The plan is to open the center in the first quarter of 2020, Merritt said.
LA PORTE PLAN
But Western Spherical Developers in 2016 had announced similar plans for a Gilley’s Family Entertainment Center in La Porte’s 96-acre town center. The development was to have featured a 125-room full service resort-style hotel, spa and conference center.
Those plans were canceled in 2018. Developers shifted plans from La Porte to League City because the opportunity and location near Interstate 45 make it a better location, Merritt said.
But La Porte City Manager Corby Alexander gives a different reason for the change — a lack of funding.
“The whole community was disappointed,” Alexander said. “I think David Miles is an exceptional guy, he just had a lot not go his way. Unfortunately, this sort of development doesn’t happen without deep pockets. It’s not for lack of vision, just a lack of money that it went this way.”
Merritt conceded that shifting the project from La Porte to League City came down to a multitude of factors, boiling down to opportunity and timing, she said.
The city of La Porte offered few incentives, which investors look for, and the developers had an investor lined up that turned out not to be a good source, while at the same time League City started expressing interest, Merritt said.
“La Porte had great people there, there was nothing about that, it was just the total financial package and opportunities were a little more challenging there,” Merritt said.
The city of La Porte was particularly disinclined to offer financial incentives, Alexander said.
Before the League City council approved the pre-development agreement, the city in May 2018 hired Washington D.C.-based Brailsford & Dunlavey for an initial $49,600 to study the feasibility of the project, city spokeswoman Sarah Greer Osborne said.
That study confirmed the feasibility of such a project in League City, but said little about the developers themselves, according to the documents released to the public.
“A project including some or all of the elements outlined by the private development partner was deemed viable due to League City’s favorable demographics and a lack of competitive development in the area,” according to the report.

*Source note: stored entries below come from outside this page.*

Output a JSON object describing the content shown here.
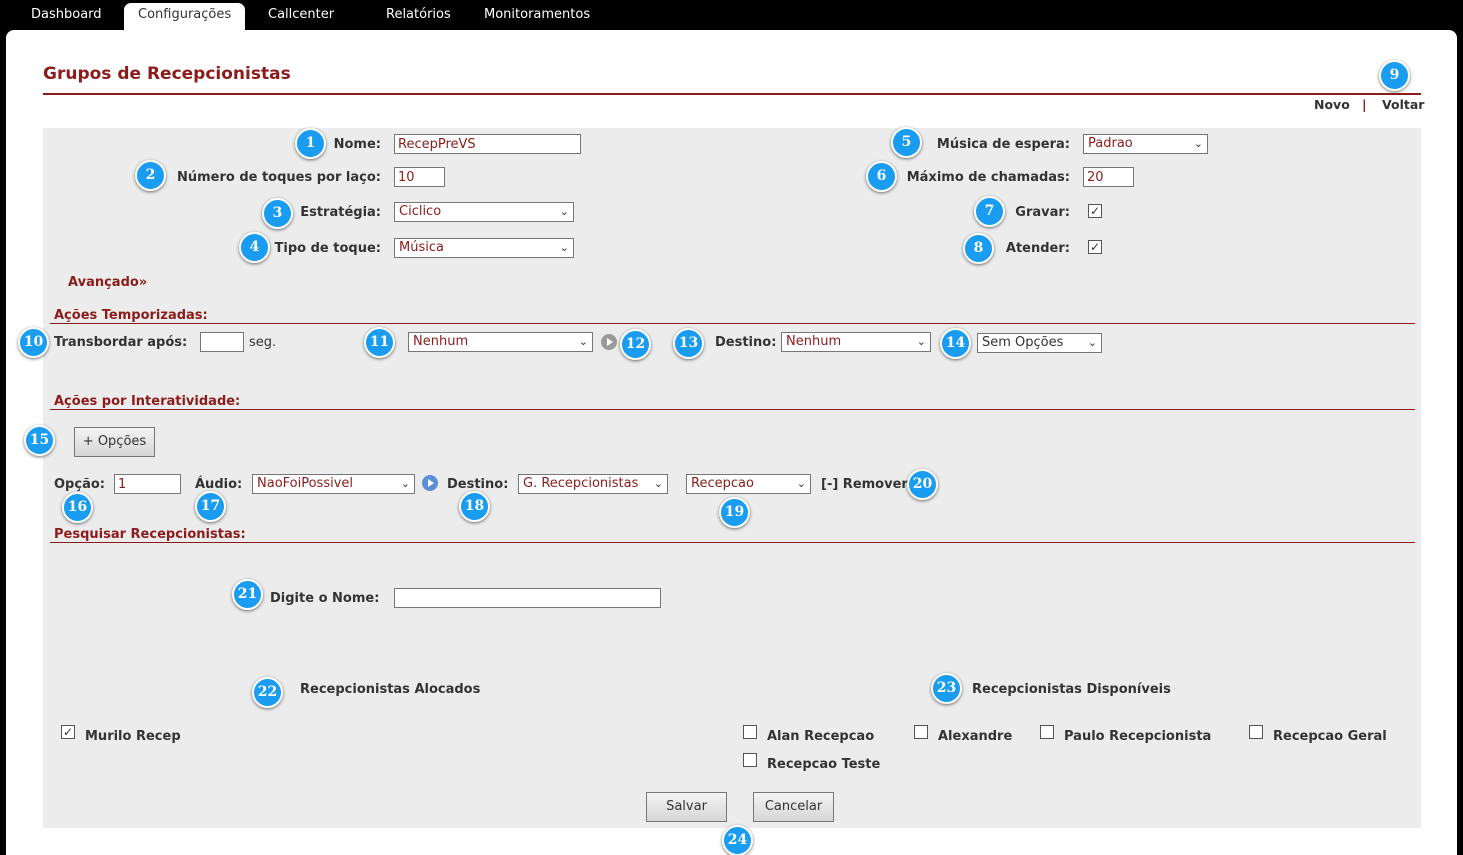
{
  "nav": {
    "tabs": [
      {
        "label": "Dashboard"
      },
      {
        "label": "Configurações"
      },
      {
        "label": "Callcenter"
      },
      {
        "label": "Relatórios"
      },
      {
        "label": "Monitoramentos"
      }
    ],
    "active_tab": "Configurações"
  },
  "page": {
    "title": "Grupos de Recepcionistas",
    "links": {
      "new": "Novo",
      "separator": "|",
      "back": "Voltar"
    }
  },
  "form": {
    "nome": {
      "label": "Nome:",
      "value": "RecepPreVS"
    },
    "toques": {
      "label": "Número de toques por laço:",
      "value": "10"
    },
    "estrategia": {
      "label": "Estratégia:",
      "value": "Ciclico"
    },
    "tipo_toque": {
      "label": "Tipo de toque:",
      "value": "Música"
    },
    "musica_espera": {
      "label": "Música de espera:",
      "value": "Padrao"
    },
    "max_chamadas": {
      "label": "Máximo de chamadas:",
      "value": "20"
    },
    "gravar": {
      "label": "Gravar:",
      "checked": true
    },
    "atender": {
      "label": "Atender:",
      "checked": true
    },
    "advanced_link": "Avançado»"
  },
  "timed_actions": {
    "title": "Ações Temporizadas:",
    "overflow_label": "Transbordar após:",
    "overflow_value": "",
    "unit": "seg.",
    "action_value": "Nenhum",
    "dest_label": "Destino:",
    "dest_value": "Nenhum",
    "options_value": "Sem Opções"
  },
  "interactive_actions": {
    "title": "Ações por Interatividade:",
    "add_button": "+ Opções",
    "option_label": "Opção:",
    "option_value": "1",
    "audio_label": "Áudio:",
    "audio_value": "NaoFoiPossivel",
    "dest_label": "Destino:",
    "dest_value": "G. Recepcionistas",
    "target_value": "Recepcao",
    "remove_label": "[-] Remover"
  },
  "search": {
    "title": "Pesquisar Recepcionistas:",
    "name_label": "Digite o Nome:",
    "name_value": ""
  },
  "allocated": {
    "title": "Recepcionistas Alocados",
    "items": [
      {
        "name": "Murilo Recep",
        "checked": true
      }
    ]
  },
  "available": {
    "title": "Recepcionistas Disponíveis",
    "items": [
      {
        "name": "Alan Recepcao",
        "checked": false
      },
      {
        "name": "Alexandre",
        "checked": false
      },
      {
        "name": "Paulo Recepcionista",
        "checked": false
      },
      {
        "name": "Recepcao Geral",
        "checked": false
      },
      {
        "name": "Recepcao Teste",
        "checked": false
      }
    ]
  },
  "buttons": {
    "save": "Salvar",
    "cancel": "Cancelar"
  },
  "badges": [
    "1",
    "2",
    "3",
    "4",
    "5",
    "6",
    "7",
    "8",
    "9",
    "10",
    "11",
    "12",
    "13",
    "14",
    "15",
    "16",
    "17",
    "18",
    "19",
    "20",
    "21",
    "22",
    "23",
    "24"
  ],
  "colors": {
    "accent": "#8b1c1c",
    "badge": "#1a9cf0",
    "form_bg": "#ececec"
  }
}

That remains true, both about the city and the piece of property, Long said.
“It’s a good idea,” he said. “But I don’t know if these are the guys to pull it off.”
SEEK A BID
Instead, the city should consider sketching out exactly what it wants and putting it out to bid to give other developers the chance to get in on the project, Long said.
“I don’t know why it has to be them just because they were the first in the door,” Long said. “I’d rather see us slow down and do robust due diligence.”

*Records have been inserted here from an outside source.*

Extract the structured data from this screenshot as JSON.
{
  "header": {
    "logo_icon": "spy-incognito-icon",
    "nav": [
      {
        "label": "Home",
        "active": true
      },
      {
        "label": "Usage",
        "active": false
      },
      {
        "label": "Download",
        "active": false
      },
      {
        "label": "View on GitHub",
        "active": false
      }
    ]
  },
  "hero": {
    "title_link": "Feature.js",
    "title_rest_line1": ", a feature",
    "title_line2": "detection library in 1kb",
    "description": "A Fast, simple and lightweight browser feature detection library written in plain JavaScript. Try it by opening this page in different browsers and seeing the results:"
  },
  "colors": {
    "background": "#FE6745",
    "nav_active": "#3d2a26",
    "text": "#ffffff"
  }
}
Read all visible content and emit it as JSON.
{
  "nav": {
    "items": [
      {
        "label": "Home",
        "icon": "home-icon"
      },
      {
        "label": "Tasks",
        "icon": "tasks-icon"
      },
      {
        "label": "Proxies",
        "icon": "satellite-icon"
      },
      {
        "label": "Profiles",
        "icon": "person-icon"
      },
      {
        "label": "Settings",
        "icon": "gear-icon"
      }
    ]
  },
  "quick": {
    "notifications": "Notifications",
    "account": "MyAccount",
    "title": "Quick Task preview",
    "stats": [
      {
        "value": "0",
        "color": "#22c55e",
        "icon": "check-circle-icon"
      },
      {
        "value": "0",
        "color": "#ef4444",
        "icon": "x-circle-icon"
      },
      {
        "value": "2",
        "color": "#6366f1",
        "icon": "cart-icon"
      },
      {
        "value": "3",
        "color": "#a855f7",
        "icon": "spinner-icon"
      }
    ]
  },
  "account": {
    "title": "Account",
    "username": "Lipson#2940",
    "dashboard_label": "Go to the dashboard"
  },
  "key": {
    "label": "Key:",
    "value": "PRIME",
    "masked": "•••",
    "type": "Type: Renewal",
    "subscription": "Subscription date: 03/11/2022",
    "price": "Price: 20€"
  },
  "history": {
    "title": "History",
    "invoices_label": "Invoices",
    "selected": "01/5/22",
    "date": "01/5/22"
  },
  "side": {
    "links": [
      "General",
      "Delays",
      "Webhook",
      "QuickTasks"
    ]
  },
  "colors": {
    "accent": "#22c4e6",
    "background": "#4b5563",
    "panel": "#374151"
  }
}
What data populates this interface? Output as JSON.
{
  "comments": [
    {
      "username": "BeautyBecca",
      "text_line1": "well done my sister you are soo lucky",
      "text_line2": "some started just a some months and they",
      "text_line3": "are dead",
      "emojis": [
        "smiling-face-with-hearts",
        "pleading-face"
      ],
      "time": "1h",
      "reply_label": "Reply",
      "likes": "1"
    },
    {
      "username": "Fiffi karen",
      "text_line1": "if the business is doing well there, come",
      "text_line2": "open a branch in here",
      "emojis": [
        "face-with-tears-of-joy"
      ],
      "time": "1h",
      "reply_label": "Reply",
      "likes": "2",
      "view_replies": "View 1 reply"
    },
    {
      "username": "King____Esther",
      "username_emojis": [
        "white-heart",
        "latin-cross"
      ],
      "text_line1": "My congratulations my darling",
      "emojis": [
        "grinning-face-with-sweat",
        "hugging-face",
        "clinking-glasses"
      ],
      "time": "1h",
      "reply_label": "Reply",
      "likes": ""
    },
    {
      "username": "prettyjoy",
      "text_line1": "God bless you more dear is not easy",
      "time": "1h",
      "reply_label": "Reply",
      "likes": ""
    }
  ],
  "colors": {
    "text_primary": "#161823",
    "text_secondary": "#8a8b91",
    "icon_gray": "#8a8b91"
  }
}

As initially envisioned, the developer would fund the design and construction of a new, larger sportsplex for the city on the growing western side of town on about 100 acres near the Bay Colony subdivision, replacing the Chester L. Davis Sportsplex, 1251 state Highway 96.
Once the sportsplex was moved, crews could begin work on the $450 million development.
The cost of doing that, however, is about $35 million, a major stumbling block for any group looking to make money, Hallisey said.
But Hallisey, who has previously been somewhat critical of the project’s progress, this week took more of a moderate position moving forward.
“The truth is, developers are a dime a dozen, but we’ve gotten in and done a pre-development agreement with this group,” he said. “They had the right ideas, and we still think they have the right ideas. An entertainment venue like Gilley’s would be nothing but sales tax revenue.”
The city has not offered the developers any financial incentives and remains determined not to contribute anything more than the 50 acres the sportsplex sits on once it’s moved, Hallisey said.
Rather, city officials are hopeful House Bill 2445 will provide some benefits for the project. The bill allows League City to pledge the state’s share of hotel occupancy taxes collected in the city to pay for tourism-related improvements, such as a convention center, entertainment-related convention center facilities or hotel infrastructure.
The news that Gilley’s might soon rise is great as it shows the developers are making progress, but city leaders are ultimately most interested in the convention center, Hallisey said.